Another question the book asks at the very end: why is ‘Asperger’s syndrome’ such a part of our lexicon? Why did its use take off in the mid-1990s? One reason is that Asperger’s thesis was translated into English by Uta Frith in 1991, without its Nazi intellectual frame (the preface); Frith also avoided his term ‘autistic psychopathy’, translating it simply as ‘autism,’ an act of linguistic de-Nazification. But there’s more to it than that. Sheffer is clear: autism in its severe forms is about underlying biology; but what we now call Asperger’s syndrome is a cultural artefact. If the terms ‘autism’ and ‘Asperger’s’ have gained momentum recently, that may be in part because of a rise in environmental triggers, but it’s also because our children’s minds are again under intense scrutiny – though for different reasons. In our era of networking and social media, of ‘ghosting’ and attention-grabbing individuation, we’re anxious about their ability, metaphorically and literally, to get the requisite ‘likes’. We now value a capacity not so much for feeling ‘Gemüt’ – or whatever the quality is that guarantees social inclusion – but for strategically emoting or performing ‘soft skills’. Twenty-first century boys are told they need to get with the programme.
Yet, at the same time, autism in its high-functioning form has also become a somewhat hopeful diagnosis. Self-designated ‘Aspies’ tout their ability to be guided by factors other than fame and fortune; to avoid the biases that muddy ‘neurotypical’ or group thinking; and to tell the forest from the trees.
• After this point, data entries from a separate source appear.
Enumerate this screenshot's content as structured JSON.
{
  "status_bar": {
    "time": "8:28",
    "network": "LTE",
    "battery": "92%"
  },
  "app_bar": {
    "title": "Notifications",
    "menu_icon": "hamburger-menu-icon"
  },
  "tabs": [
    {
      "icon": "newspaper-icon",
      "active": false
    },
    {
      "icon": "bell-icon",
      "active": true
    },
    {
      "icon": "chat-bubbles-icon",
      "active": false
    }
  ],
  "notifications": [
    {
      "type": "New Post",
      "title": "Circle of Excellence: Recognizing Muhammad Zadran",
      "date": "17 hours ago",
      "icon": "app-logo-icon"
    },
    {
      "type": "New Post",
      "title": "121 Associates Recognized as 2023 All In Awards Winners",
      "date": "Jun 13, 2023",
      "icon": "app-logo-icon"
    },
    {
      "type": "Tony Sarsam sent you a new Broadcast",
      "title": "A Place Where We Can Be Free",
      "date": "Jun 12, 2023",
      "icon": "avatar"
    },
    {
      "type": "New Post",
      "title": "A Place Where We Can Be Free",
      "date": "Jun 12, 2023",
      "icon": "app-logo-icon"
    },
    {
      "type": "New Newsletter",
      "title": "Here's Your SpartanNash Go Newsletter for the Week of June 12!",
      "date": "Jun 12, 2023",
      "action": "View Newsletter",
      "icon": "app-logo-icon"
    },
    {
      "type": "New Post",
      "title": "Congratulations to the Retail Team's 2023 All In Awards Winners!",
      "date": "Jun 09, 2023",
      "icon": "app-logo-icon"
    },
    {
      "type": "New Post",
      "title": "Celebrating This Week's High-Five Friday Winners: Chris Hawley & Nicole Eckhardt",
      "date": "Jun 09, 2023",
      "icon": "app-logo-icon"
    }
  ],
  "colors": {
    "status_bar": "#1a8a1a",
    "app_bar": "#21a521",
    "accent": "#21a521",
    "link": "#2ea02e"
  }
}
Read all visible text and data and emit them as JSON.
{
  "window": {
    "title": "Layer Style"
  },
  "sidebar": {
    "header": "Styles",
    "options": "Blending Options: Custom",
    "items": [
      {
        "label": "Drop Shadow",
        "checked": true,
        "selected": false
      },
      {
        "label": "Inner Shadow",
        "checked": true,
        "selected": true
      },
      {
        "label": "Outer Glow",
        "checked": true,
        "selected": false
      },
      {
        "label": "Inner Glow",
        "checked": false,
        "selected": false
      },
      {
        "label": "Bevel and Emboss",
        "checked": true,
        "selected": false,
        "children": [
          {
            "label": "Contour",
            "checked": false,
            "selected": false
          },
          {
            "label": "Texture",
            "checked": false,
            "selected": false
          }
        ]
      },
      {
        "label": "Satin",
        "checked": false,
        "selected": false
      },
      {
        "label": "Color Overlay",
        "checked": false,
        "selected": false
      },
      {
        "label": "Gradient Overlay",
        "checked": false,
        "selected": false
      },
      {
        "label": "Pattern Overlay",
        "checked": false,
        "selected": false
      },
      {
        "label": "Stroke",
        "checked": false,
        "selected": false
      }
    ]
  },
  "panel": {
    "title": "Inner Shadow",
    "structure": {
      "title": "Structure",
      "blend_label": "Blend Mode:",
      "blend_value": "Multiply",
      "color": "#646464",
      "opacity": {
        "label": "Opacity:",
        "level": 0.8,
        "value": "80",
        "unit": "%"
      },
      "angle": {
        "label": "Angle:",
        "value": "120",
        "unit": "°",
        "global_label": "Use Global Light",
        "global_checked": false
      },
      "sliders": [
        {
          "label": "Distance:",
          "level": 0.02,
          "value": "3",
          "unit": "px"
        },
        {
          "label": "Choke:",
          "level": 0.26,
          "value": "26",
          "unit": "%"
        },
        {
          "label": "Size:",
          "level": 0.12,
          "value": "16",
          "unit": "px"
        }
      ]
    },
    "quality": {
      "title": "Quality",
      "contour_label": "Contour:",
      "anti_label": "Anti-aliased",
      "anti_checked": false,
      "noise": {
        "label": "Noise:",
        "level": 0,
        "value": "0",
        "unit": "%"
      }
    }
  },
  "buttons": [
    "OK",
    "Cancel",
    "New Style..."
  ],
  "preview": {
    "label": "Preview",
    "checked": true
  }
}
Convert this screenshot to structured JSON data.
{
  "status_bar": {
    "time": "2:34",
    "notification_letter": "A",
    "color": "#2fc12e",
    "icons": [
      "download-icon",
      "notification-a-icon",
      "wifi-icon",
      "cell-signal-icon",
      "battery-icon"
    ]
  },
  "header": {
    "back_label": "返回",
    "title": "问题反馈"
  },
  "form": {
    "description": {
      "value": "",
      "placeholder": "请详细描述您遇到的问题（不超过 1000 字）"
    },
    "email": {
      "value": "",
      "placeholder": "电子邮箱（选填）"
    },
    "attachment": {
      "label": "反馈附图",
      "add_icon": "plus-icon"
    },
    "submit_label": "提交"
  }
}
Asperger’s syndrome has been laid to rest in the American Diagnostic and Statistical Manual (though not yet in the international one), but in the popular imagination it has become the province of awkward boy geniuses who create our digital worlds to be, which we ‘neurotypicals’ (itself a cultural construction) fit ourselves to and swarm within. In this turn of the biocultural screw, autism, deserving of death in 1940-45, has become a ‘neuro-platform’ for ‘disruptive innovation’, a cultural good, and a site of identity politics.